A novel method for imaging atom vibrations and movements in catalysts has been developed by researchers. The new method identifies and locates individual atoms in nanoparticles even when they are vibrating and moving.

In recent years, a group of top electron microscopy and catalysis researchers has been working to determine the three-dimensional arrangements of atoms in nanoparticle catalysts used in chemical processes. Their research integrated experimental measurements with mathematical modeling.

A combination of experimental measurements and mathematical modelings has resulted in a new method for visualizing atoms in motion. Stig Helveg, professor and head of the Center of Excellence VISION at DTU, is part of the research team that developed the method for identifying individual atoms in nanoparticles. The findings were published in the peer-reviewed scientific journal Nature Communications.

Researchers have developed a novel method for imaging vibrations and movements of atoms in catalysts. The new method makes it possible to identify and locate the individual atoms in the nanoparticle, even if they are vibrating and moving.

As a result, a new method for identifying and locating individual atoms in nanoparticles, even when they are vibrating and moving, has been developed. Until now, it was assumed that atoms in nanoparticles would remain static during observations. However, the researchers’ analyses of 3D atomic-scale images revealed that the initial expectation is insufficient. Instead, the researchers used a new analytical method to reveal the atoms’ dynamic behavior.

The researchers chose to use a well-known catalytic nanoparticle material, molybdenum disulfide, in their work. Because the material’s atomic structure is well-known, it provided a good foundation for interpreting the research group’s 3D atomic-resolved images, which were compiled using the unique TEAM 0.5 electron microscope at Lawrence Berkeley National Laboratory, which has the highest picometre-scale resolution in the world.

The new method is described and published in the journal Nature Communications.

The movement of atoms within a material is referred to as diffusion. Atoms move predictably to eliminate concentration differences and produce a homogeneous, uniform composition. Nanoscale objects travel at high speeds and oscillate billions of times per second. Thermal (Brownian) motion occurs naturally, whereas stimulated movements underpin the functionality of nano-mechanical sensors and active nano-(electro/opto) mechanical devices.

Groundbreaking visualization of atomic movements

The new model ensures the identification of atoms

The mathematical model allows the individual atoms in the nanoparticle to be identified even when they are moving. The intensity and width of the atoms in the images are measured by the model.

“Until now, determining which atom we are looking at has been difficult due to blurring caused by the atoms’ oscillations. However, by taking oscillations into account, we can more precisely identify, for example, the location of individual sulphur or molybdenum atoms “Professor Stig Helveg of DTU Physics, a member of the research group, says.

The new model also allows for the correction of nanoparticle alterations in the form of oscillations caused by the illumination of energetic electrons in the electron microscope. As a result, it will be possible to focus on the chemical information hidden in the atom of the image by atom – which is the essence of the research.

The next step is measuring the function

The researchers hope that other researchers in their field will use the new groundbreaking model. The model will also serve as the foundation for Stig Helveg’s new basic research center at DTU, VISION.

The emphasis here will be on going a step further by combining atomic-resolution images with measurements of the catalytic properties of the nanoparticles. As part of the transition to sustainable energy, the knowledge gained will aid in the development of nanoparticles for catalytic processes.
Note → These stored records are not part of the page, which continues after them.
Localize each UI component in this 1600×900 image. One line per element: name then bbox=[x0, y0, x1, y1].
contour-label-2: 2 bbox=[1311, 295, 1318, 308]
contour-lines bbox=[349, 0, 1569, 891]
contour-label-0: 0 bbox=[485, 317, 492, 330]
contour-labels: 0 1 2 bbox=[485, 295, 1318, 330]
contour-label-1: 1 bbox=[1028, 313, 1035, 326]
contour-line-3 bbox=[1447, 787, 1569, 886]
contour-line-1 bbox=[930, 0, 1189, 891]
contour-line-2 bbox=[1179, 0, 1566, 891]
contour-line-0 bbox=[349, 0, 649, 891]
Professor Helveg plans to use the new model and method as the foundation for future research at the Center of Excellence VISION, and he hopes that other researchers in the field will do the same. The atomic-resolution images will then be combined with measurements of the catalytic properties of the nanoparticles to determine their function. This step will direct researchers’ attention to another current and important topic: the development of nanoparticles for catalytic processes, which are required as part of the transition to sustainable energy.